Le specie tropicali che si stabiliscono nel Mediterraneo

Il caso delle meduse non è isolato. Il riscaldamento dei mari e le modifiche agli ecosistemi stanno favorendo l’arrivo e la stabilizzazione di nuove specie, molte delle quali potenzialmente pericolose. È il caso del pesce leone (Pterois), specie velenosa originaria dell’Indo-Pacifico, oggi stabilmente presente nel Mediterraneo orientale. Oppure del Lagocephalus sceleratus, un pesce palla tossico la cui presenza è documentata nel Canale di Suez, in Grecia, a Cipro e anche lungo alcune coste italiane.

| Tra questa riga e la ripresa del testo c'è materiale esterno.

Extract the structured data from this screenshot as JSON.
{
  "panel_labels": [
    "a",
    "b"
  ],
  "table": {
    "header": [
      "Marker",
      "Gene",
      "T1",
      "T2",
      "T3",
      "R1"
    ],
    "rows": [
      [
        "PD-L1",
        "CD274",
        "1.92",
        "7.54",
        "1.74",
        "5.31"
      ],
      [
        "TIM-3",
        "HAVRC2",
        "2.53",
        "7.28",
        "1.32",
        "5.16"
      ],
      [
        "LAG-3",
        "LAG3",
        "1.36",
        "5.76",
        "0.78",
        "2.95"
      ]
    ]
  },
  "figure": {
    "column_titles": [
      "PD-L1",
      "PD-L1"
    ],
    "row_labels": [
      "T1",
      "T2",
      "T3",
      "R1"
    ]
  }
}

“Sono specie che fuggono da condizioni ambientali deteriorate nei loro mari di origine – spiega Boero – e trovano nel Mediterraneo una zona “rifugio”. Si tratta, a tutti gli effetti, di rifugiati climatici”. Il concetto, mutuato dal linguaggio delle migrazioni umane, fotografa bene la dinamica in atto: pesci, meduse e altri organismi lasciano le aree diventate invivibili per colonizzare mari più caldi, meno salati o meno competitivi.

Il fenomeno non è solo biologico, ma economico e sanitario. Alcuni di questi animali sono tossici se ingeriti, altri possono compromettere intere attività economiche, come la pesca o la balneazione. Eppure, la risposta istituzionale è spesso lenta o frammentaria. Le strategie adottate oscillano tra la prevenzione (campagne di informazione), la gestione dell’impatto (monitoraggio e chiusura temporanea delle spiagge), e in alcuni casi il tentativo di trasformare il problema in risorsa: c’è chi propone di utilizzare le meduse in campo alimentare, cosmetico o farmaceutico. Ma resta la necessità di una governance più chiara.

Come sottolinea Boero: “Il mare non è una piscina. È un ecosistema vivo, complesso, popolato da centinaia di specie. Alcune pungono, altre sono velenose, ma tutte svolgono un ruolo nella biodiversità”. Un concetto non più solo scientifico o culturale: dal 2022, la Costituzione italiana tutela esplicitamente “l’ambiente, la biodiversità e gli ecosistemi” (art. 9), anche nell’interesse delle future generazioni.